James Connolly (1868−1916) was born in the slums of Edinburgh, where he received only a basic primary education and seemed, like many of his peers, destined to struggle through life, working for low wages in grinding poverty. He joined the British army at a very young age and was posted to Ireland. Being of Irish descent, his sympathy was with the poor and downtrodden of Dublin and the rest of the country. He saw no difference between the lot of the tenant farmer under the yoke of a landlord and that of an Edinburgh factory worker under a capitalist. A strong family man, he dedicated his whole life to attempting to revolutionise the economic system so that his children and future generations would have hope, security and a better life.

His socialist ideas were rejected, often by the very people who he was trying to emancipate. Having founded the Irish Socialist Republican Party in Dublin, it split after a few years and Connolly was forced to emigrate to the United States of America. He was active with a number of socialist organisations, most notably the Industrial Workers of the World (Wobblies) and the Socialist Party of America. However, he returned to Ireland where he spent the last six years of his life fighting against British imperialism and Irish capitalism.

James Connolly linked Irish nationalism with socialism.
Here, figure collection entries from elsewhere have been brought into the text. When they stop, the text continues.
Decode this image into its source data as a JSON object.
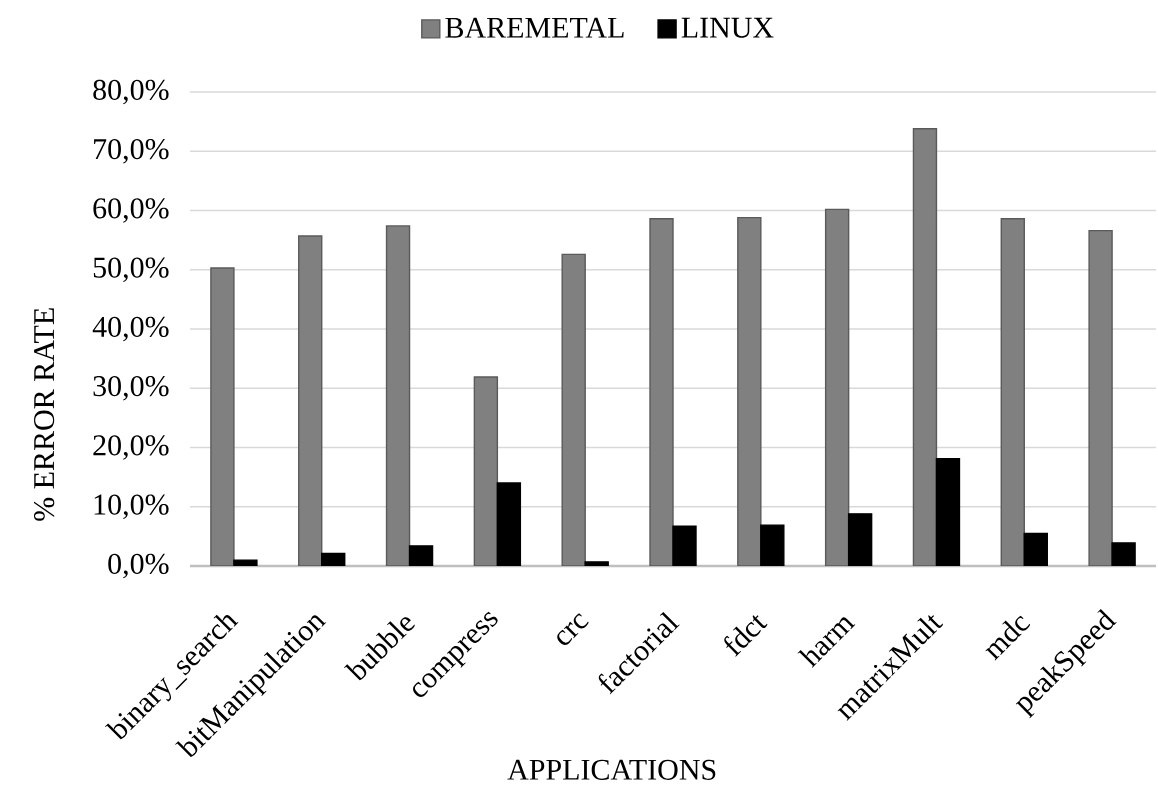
{
  "chart_data": {
    "type": "bar",
    "xlabel": "APPLICATIONS",
    "ylabel": "% ERROR RATE",
    "categories": [
      "binary_search",
      "bitManipulation",
      "bubble",
      "compress",
      "crc",
      "factorial",
      "fdct",
      "harm",
      "matrixMult",
      "mdc",
      "peakSpeed"
    ],
    "series": [
      {
        "name": "BAREMETAL",
        "color": "#808080",
        "values": [
          50.3,
          55.7,
          57.4,
          31.9,
          52.6,
          58.6,
          58.8,
          60.2,
          73.8,
          58.6,
          56.6
        ]
      },
      {
        "name": "LINUX",
        "color": "#000000",
        "values": [
          1.0,
          2.1,
          3.4,
          14.0,
          0.7,
          6.7,
          6.9,
          8.8,
          18.1,
          5.5,
          3.9
        ]
      }
    ],
    "ylim": [
      0,
      80
    ],
    "yticks": [
      {
        "value": 0,
        "label": "0,0%"
      },
      {
        "value": 10,
        "label": "10,0%"
      },
      {
        "value": 20,
        "label": "20,0%"
      },
      {
        "value": 30,
        "label": "30,0%"
      },
      {
        "value": 40,
        "label": "40,0%"
      },
      {
        "value": 50,
        "label": "50,0%"
      },
      {
        "value": 60,
        "label": "60,0%"
      },
      {
        "value": 70,
        "label": "70,0%"
      },
      {
        "value": 80,
        "label": "80,0%"
      }
    ],
    "grid": "y",
    "legend": "top"
  }
}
He saw no reason for merely changing the colour of the flag which flew over Dublin’s government buildings; rather he hoped to bring about social change alongside an Irish republic. His articles and books, written in an accessible and straight-forward style, are still read and relevant today. He never wavered on the road to revolution and, as head of the Irish Citizen Army, he joined forces with the Irish Republican Brotherhood and led an insurrection against British rule in Ireland.

Connolly’s last moments were spent in a chair in the stone-breakers’ yard in Kilmainham Gaol, where, in the early hours of 12 May 1916, a British army firing squad took his life. However, his ideals, his words, his deeds and his dreams live on and, perhaps, one day his wishes for a better world and a better future will be fulfilled.

Notes

1 Shan Van Vocht, January 1897.

2 Workers’ Republic, 3 September 1898.